A key signal in the copper market is starting to flash green, with bets that copper prices will continue to fall recently hitting a record high on the London Metal Exchange, though they’ve since started to fall back. For some, that suggests the red metal’s fortunes may be about to turn. At these levels, there’s simply no more stomach to bet against copper, they say.
“People have kind of run out of ammunition,” Guy Wolf, global head of market analytics at Marex Spectron, a broker, told the Wall Street Journal. “There’s no more new money to come in.”
According to Marex Spectron, there were 130,000 lots that were bets that copper would fall on Jan. 29. That was equivalent to 76% of all copper contracts registered with the LME, a record high, above even the bets made against copper during the global financial crisis of 2008, according Wolf.
At $5,805 per metric ton, the copper cash price moved up 1.6% on Thursday, February 26, making it the day’s biggest mover on the LME. Also on the LME, the copper 3-month price increased 1.3% to $5,782 per metric ton.
At JPY 712,000 ($5,991), the cash price of primary Japanese copper finished the market day up 0.7% per metric ton. After improving for two days, the price of US copper producer grade 122 declined 0.3% to $3.42 per pound. The price of US copper producer grade 110 closed at $3.42 per pound. Following a couple days of improvement, the metal’s price weakened by 0.3%. The price of US copper producer grade 102 fell 0.3% to $3.61 per pound.

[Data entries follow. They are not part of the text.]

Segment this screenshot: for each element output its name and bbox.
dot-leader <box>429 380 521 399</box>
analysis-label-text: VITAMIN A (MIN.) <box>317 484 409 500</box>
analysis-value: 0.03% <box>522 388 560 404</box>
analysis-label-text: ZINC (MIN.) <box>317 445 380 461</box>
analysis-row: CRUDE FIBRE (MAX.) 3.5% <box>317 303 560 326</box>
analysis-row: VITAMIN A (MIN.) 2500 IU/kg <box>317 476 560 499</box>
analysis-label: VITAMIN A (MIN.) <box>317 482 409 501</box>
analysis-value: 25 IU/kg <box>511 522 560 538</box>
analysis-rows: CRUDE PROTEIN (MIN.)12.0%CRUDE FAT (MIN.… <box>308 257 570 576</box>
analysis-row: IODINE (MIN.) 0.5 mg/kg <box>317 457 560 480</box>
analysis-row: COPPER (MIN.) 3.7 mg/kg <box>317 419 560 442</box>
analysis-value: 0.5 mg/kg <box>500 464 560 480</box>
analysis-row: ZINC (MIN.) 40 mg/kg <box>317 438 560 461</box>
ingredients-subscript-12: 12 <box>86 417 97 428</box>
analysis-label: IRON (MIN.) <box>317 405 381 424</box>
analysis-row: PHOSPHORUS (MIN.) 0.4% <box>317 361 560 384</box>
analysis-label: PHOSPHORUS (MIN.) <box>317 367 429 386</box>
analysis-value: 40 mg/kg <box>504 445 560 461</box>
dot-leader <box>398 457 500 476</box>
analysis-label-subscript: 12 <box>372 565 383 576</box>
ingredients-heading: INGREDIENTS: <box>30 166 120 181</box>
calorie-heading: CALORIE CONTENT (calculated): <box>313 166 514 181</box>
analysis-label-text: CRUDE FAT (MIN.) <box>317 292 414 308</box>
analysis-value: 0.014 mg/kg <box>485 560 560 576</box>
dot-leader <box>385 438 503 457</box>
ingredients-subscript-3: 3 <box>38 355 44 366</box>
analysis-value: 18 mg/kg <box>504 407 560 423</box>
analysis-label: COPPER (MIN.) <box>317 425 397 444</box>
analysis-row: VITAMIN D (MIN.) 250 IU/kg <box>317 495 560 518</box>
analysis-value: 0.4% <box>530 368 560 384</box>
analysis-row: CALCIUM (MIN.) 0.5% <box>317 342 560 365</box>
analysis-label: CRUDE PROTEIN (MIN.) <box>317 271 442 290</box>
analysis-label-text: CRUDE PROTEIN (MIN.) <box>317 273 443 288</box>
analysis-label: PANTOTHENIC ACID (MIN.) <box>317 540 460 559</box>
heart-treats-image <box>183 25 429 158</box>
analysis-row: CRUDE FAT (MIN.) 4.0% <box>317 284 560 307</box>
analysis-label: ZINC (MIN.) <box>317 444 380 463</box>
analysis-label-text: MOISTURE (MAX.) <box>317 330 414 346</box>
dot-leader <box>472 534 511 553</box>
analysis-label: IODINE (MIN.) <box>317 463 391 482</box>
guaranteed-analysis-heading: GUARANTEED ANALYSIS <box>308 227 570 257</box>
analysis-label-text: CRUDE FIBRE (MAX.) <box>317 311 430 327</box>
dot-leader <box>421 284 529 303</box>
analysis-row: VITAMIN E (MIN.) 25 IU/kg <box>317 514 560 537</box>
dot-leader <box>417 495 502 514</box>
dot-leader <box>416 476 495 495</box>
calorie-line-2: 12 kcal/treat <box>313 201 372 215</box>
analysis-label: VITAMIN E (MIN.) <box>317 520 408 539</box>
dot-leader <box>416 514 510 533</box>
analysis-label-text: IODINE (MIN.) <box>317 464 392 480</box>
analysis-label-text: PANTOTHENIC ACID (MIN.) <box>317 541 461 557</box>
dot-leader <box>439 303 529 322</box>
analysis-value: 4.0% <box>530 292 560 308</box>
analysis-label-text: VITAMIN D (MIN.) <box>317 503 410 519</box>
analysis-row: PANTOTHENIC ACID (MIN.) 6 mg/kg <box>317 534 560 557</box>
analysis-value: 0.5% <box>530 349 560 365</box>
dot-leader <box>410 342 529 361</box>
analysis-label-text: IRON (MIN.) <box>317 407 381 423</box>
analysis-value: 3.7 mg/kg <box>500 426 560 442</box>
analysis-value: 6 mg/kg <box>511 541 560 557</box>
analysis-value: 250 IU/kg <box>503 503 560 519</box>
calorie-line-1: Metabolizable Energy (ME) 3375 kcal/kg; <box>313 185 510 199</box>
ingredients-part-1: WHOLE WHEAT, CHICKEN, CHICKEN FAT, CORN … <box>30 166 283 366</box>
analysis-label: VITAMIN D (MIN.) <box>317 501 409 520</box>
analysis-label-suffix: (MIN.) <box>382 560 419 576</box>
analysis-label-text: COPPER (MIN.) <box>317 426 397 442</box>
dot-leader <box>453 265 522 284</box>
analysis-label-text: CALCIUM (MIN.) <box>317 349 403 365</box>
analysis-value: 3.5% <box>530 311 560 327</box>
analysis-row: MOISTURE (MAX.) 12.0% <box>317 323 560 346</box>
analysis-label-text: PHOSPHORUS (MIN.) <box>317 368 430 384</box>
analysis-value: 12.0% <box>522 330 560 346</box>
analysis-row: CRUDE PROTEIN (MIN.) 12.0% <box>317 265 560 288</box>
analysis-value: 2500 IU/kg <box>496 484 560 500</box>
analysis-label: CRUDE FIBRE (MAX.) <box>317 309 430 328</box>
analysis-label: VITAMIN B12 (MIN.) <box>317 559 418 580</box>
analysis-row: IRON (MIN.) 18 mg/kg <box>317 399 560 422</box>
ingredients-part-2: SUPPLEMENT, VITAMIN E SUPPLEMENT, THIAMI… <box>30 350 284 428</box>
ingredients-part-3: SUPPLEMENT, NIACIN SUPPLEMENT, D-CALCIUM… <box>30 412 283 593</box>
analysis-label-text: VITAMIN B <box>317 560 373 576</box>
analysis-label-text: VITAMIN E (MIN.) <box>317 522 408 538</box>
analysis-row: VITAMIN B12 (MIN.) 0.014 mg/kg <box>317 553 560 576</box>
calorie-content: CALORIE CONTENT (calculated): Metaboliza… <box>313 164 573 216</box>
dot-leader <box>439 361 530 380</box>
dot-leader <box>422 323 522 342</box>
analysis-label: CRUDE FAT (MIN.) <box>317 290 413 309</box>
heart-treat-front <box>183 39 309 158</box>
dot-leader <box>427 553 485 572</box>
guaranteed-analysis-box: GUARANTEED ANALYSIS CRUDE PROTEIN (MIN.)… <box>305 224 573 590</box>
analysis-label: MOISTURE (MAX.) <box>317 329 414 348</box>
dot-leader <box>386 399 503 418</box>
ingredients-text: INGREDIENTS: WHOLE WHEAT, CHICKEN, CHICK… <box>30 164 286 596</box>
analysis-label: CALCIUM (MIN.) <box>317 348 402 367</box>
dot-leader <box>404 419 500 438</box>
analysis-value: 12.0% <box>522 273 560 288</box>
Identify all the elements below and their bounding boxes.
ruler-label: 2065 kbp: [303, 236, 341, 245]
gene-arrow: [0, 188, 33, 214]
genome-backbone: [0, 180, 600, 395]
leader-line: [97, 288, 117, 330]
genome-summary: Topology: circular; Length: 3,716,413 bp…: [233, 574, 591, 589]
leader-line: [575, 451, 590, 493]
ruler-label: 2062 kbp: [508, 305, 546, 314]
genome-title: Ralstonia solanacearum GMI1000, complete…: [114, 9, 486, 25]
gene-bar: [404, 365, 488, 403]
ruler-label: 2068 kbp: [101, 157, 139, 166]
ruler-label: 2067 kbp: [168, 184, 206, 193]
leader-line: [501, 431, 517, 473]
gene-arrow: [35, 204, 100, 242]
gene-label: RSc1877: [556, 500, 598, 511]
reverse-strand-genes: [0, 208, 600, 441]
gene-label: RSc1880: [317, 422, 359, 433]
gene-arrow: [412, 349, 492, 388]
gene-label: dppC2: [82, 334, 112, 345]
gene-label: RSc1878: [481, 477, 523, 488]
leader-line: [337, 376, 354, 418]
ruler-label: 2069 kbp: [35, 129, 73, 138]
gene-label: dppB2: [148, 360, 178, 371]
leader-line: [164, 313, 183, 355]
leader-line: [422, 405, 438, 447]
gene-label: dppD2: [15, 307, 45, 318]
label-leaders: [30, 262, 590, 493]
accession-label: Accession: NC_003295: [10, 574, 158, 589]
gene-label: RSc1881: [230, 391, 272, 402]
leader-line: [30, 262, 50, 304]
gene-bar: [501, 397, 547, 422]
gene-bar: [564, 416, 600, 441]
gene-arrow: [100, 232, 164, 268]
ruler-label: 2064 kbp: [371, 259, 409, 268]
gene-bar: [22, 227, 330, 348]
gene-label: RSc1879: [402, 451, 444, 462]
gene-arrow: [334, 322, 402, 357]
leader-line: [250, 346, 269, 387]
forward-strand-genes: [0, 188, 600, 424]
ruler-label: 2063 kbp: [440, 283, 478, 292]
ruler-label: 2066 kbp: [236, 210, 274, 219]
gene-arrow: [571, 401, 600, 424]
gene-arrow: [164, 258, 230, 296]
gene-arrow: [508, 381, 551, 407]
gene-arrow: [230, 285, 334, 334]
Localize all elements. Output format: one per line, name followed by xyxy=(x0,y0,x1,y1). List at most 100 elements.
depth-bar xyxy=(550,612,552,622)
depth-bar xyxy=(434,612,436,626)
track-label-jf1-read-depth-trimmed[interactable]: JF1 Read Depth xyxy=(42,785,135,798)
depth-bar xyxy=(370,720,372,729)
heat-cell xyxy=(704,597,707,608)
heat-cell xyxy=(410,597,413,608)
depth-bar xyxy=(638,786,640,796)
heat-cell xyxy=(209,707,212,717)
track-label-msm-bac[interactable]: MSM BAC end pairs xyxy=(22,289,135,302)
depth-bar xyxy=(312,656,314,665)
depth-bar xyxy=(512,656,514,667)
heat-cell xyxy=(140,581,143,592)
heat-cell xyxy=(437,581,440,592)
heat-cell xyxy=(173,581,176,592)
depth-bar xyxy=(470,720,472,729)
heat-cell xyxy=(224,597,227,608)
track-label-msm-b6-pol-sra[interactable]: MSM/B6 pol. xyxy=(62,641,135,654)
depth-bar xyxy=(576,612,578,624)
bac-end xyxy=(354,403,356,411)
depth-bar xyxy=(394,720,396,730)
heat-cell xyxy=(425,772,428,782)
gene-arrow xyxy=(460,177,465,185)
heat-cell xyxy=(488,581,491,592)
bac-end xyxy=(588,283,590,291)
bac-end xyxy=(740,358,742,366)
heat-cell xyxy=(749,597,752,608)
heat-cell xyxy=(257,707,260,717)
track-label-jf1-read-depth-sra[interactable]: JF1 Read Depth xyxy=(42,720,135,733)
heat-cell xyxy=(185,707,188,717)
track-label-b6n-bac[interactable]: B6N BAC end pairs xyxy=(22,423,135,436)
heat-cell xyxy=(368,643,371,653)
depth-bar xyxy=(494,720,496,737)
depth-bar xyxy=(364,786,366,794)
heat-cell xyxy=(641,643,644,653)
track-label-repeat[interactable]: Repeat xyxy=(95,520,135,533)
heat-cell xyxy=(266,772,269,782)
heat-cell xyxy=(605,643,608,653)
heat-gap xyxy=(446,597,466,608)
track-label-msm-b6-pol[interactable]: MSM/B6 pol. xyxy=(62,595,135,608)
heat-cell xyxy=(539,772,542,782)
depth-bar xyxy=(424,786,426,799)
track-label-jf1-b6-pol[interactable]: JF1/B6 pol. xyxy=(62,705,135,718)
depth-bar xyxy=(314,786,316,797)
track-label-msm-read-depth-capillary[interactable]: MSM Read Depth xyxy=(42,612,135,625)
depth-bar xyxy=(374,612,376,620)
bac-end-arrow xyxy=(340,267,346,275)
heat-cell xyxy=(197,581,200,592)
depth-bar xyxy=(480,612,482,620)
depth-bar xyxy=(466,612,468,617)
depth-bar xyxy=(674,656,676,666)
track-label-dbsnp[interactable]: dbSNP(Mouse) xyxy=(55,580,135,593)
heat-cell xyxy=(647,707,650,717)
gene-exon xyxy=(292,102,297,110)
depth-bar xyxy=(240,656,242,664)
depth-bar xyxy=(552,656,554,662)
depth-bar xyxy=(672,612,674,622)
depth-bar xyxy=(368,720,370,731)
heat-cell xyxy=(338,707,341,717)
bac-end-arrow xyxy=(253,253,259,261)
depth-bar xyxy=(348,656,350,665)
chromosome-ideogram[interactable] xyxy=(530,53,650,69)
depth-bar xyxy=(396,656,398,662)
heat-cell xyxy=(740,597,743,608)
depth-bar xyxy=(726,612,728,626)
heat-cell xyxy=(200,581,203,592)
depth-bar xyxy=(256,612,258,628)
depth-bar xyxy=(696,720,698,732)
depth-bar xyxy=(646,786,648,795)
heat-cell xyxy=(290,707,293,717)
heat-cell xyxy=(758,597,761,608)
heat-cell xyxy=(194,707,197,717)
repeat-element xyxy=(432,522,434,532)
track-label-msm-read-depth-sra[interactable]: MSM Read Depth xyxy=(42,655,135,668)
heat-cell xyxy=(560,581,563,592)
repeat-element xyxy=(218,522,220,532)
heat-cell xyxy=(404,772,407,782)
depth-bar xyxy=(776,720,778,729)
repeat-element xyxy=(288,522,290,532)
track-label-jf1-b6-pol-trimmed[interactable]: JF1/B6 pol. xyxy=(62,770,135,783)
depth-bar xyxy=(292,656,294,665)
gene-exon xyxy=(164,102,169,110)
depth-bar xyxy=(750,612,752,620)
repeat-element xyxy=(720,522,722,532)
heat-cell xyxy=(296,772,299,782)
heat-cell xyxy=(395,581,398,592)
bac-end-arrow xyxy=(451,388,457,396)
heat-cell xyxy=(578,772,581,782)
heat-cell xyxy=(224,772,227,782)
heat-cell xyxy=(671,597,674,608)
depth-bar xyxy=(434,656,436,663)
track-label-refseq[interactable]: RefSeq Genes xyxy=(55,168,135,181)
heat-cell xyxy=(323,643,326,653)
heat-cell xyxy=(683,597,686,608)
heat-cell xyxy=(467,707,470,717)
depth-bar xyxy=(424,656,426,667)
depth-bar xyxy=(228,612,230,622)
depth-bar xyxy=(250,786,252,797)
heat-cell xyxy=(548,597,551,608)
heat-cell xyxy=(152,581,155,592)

Chinese copper prices were flat for the day. The price of Chinese copper bar saw little movement at CNY 42,800 ($6,838) per metric ton. For the fifth day in a row, the Chinese copper cash price remained essentially flat at CNY 43,000 ($6,870) per metric ton. The price of Chinese copper wire was unchanged at CNY 41,880 ($6,691) per metric ton. The price of Chinese bright copper scrap remained essentially flat at CNY 33,400 ($5,336) per metric ton.